Not much was expected of the Senators in the first year of a rebuilding program, but MacLean said that after a couple of big early losses, including 7-1 and 7-2 routs by Colorado and Philadelphia, the Senators found their identity. It was based on hard work, a tenet of training camp that helped bring the team together.
“Chemistry comes from work ethic, I believe,” MacLean said. “You look beside you and the guy is sweating and going just as hard as you are, you end up pushing each other just to get through practice, let alone a set of games.”
While MacLean, 54, is technically a rookie NHL head coach, he spent six seasons as an assistant to Mike Babcock with the Detroit Red Wings and another two years with Babcock on the staff of the Anaheim Ducks. He brought to Ottawa Babcock’s theory about puck control and what he likes to call a “200-foot” skating game.
MacLean also learned from watching Babcock interact with players, first with a developing Anaheim team in 2002-04, then in Detroit, with an elite lineup.

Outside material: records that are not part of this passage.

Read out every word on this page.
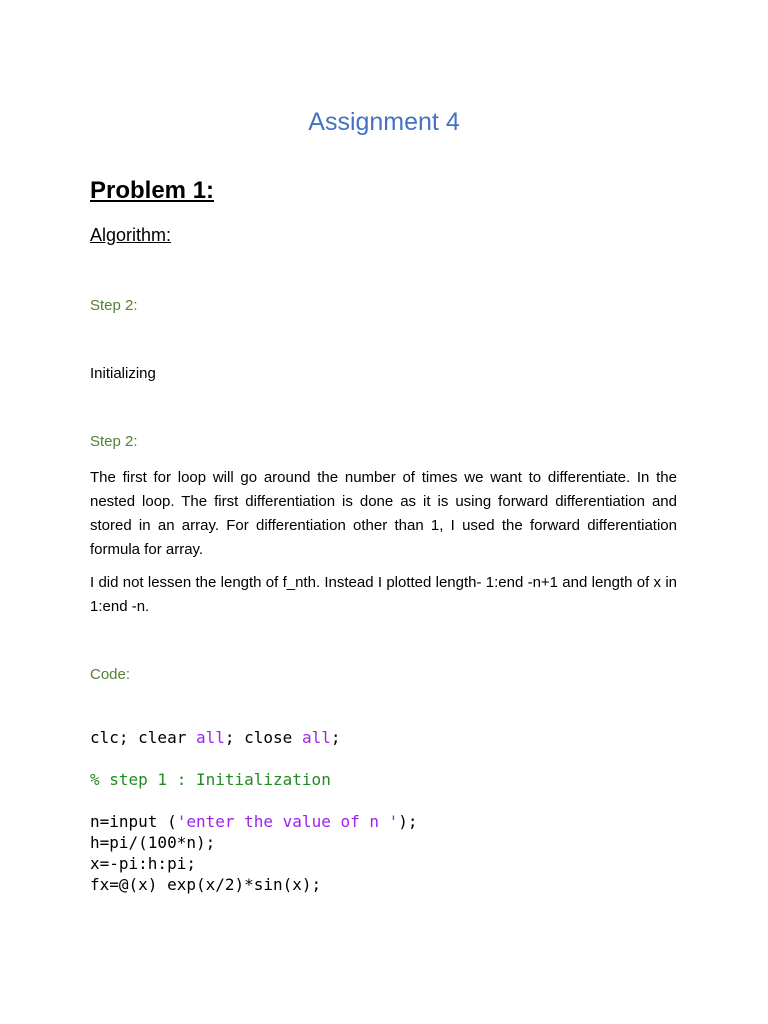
Assignment 4
Problem 1:
Algorithm:
Step 2:
Initializing
Step 2:

The first for loop will go around the number of times we want to differentiate. In the nested loop. The first differentiation is done as it is using forward differentiation and stored in an array. For differentiation other than 1, I used the forward differentiation formula for array.

I did not lessen the length of f_nth. Instead I plotted length- 1:end -n+1 and length of x in 1:end -n.

Code:
clc; clear all; close all;
% step 1 : Initialization
n=input ('enter the value of n ');
h=pi/(100*n);
x=-pi:h:pi;
fx=@(x) exp(x/2)*sin(x);
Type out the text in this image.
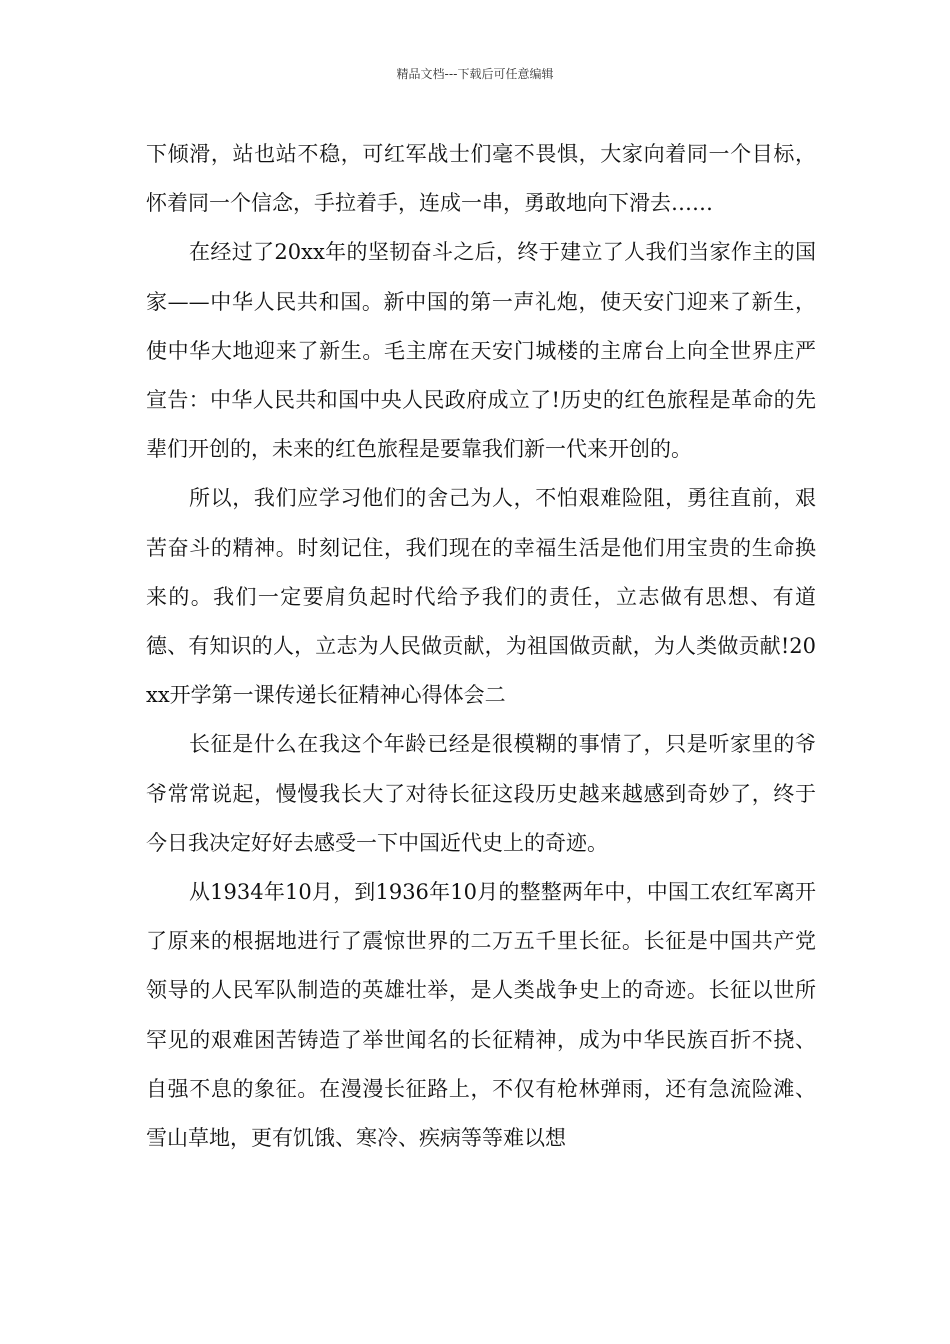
精品文档---下载后可任意编辑

下倾滑，站也站不稳，可红军战士们毫不畏惧，大家向着同一个目标，怀着同一个信念，手拉着手，连成一串，勇敢地向下滑去……

在经过了20xx年的坚韧奋斗之后，终于建立了人我们当家作主的国家——中华人民共和国。新中国的第一声礼炮，使天安门迎来了新生，使中华大地迎来了新生。毛主席在天安门城楼的主席台上向全世界庄严宣告：中华人民共和国中央人民政府成立了!历史的红色旅程是革命的先辈们开创的，未来的红色旅程是要靠我们新一代来开创的。

所以，我们应学习他们的舍己为人，不怕艰难险阻，勇往直前，艰苦奋斗的精神。时刻记住，我们现在的幸福生活是他们用宝贵的生命换来的。我们一定要肩负起时代给予我们的责任，立志做有思想、有道德、有知识的人，立志为人民做贡献，为祖国做贡献，为人类做贡献!20xx开学第一课传递长征精神心得体会二

长征是什么在我这个年龄已经是很模糊的事情了，只是听家里的爷爷常常说起，慢慢我长大了对待长征这段历史越来越感到奇妙了，终于今日我决定好好去感受一下中国近代史上的奇迹。

从1934年10月，到1936年10月的整整两年中，中国工农红军离开了原来的根据地进行了震惊世界的二万五千里长征。长征是中国共产党领导的人民军队制造的英雄壮举，是人类战争史上的奇迹。长征以世所罕见的艰难困苦铸造了举世闻名的长征精神，成为中华民族百折不挠、自强不息的象征。在漫漫长征路上，不仅有枪林弹雨，还有急流险滩、雪山草地，更有饥饿、寒冷、疾病等等难以想
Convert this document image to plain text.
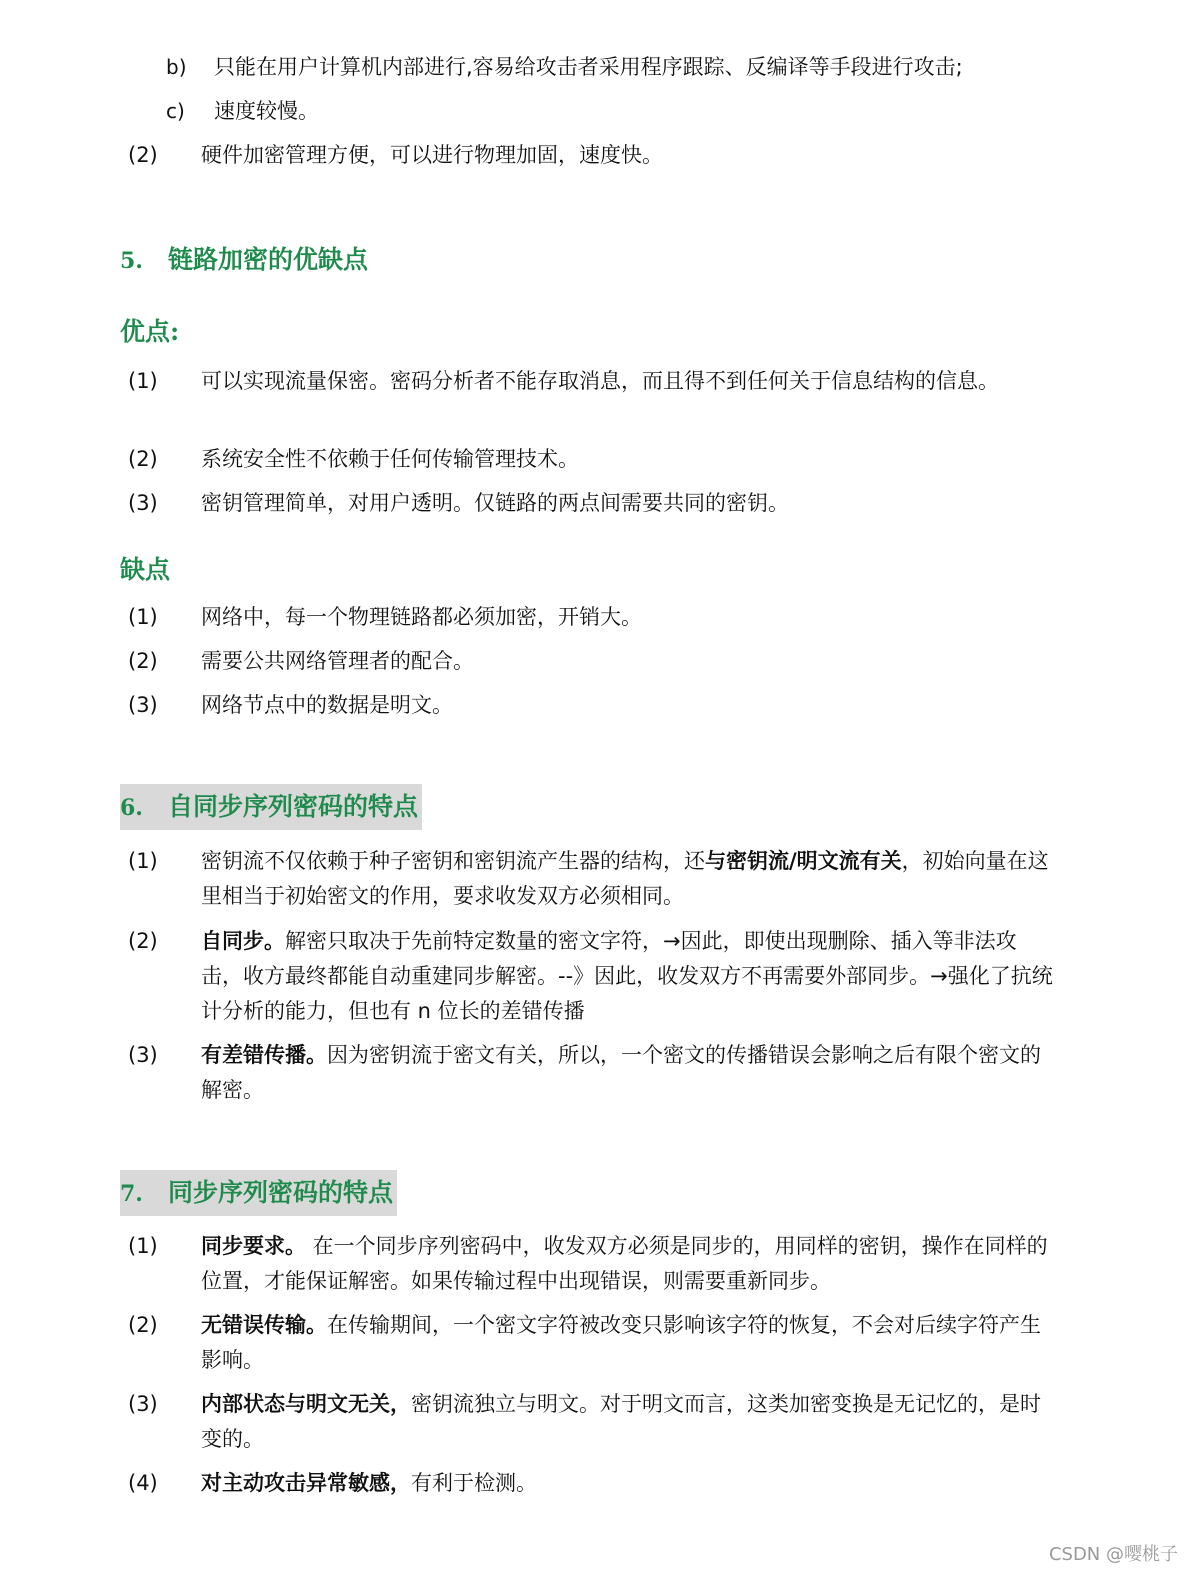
b) 只能在用户计算机内部进行,容易给攻击者采用程序跟踪、反编译等手段进行攻击;
c) 速度较慢。
(2)	硬件加密管理方便，可以进行物理加固，速度快。
5. 链路加密的优缺点
优点:
(1)	可以实现流量保密。密码分析者不能存取消息，而且得不到任何关于信息结构的信息。
(2)	系统安全性不依赖于任何传输管理技术。
(3)	密钥管理简单，对用户透明。仅链路的两点间需要共同的密钥。
缺点
(1)	网络中，每一个物理链路都必须加密，开销大。
(2)	需要公共网络管理者的配合。
(3)	网络节点中的数据是明文。
6. 自同步序列密码的特点
(1)	密钥流不仅依赖于种子密钥和密钥流产生器的结构，还与密钥流/明文流有关，初始向量在这里相当于初始密文的作用，要求收发双方必须相同。
(2)	自同步。解密只取决于先前特定数量的密文字符，→因此，即使出现删除、插入等非法攻击，收方最终都能自动重建同步解密。--》因此，收发双方不再需要外部同步。→强化了抗统计分析的能力，但也有 n 位长的差错传播
(3)	有差错传播。因为密钥流于密文有关，所以，一个密文的传播错误会影响之后有限个密文的解密。
7. 同步序列密码的特点
(1)	同步要求。 在一个同步序列密码中，收发双方必须是同步的，用同样的密钥，操作在同样的位置，才能保证解密。如果传输过程中出现错误，则需要重新同步。
(2)	无错误传输。在传输期间，一个密文字符被改变只影响该字符的恢复，不会对后续字符产生影响。
(3)	内部状态与明文无关，密钥流独立与明文。对于明文而言，这类加密变换是无记忆的，是时变的。
(4)	对主动攻击异常敏感，有利于检测。
CSDN @嘤桃子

“He had some really high-skilled players in Detroit,” MacLean said. “How he approached them and how he talked to them about the game was important for me to see.”
The top players on the Senators concur. While the entire team responded to MacLean, stars like Alfredsson and centre Jason Spezza were especially refreshed by the culture shift from a hard liner like Cory Clouston to MacLean’s more inclusive approach.
Even after being benched for part of the third period in Game 6 of the playoffs versus the New York Rangers, Spezza said MacLean had done a “phenomenal” job with the Senators this season and deserved to be coach of the year.
Under MacLean, Spezza delivered his strongest offensive season since 2007-08, and noted how the new coach “empowered” his players.
“The most important thing you can do is communicate with your players,” MacLean said.
MacLean’s Senators were entertaining to watch and got results, with a 41-31-10 record for 92 points, an 18-point improvement over 2010-11. The team leaped five positions to 8th in the Eastern Conference standings.
Murray will draw satisfaction from MacLean’s nomination. After repeatedly failing to successfully replace himself behind the Ottawa bench since 2007 (John Paddock, Craig Hartsburg, Clouston), Murray appears to have finally found his coach in the man with the famous walrus mustache from Antigonish, N.S.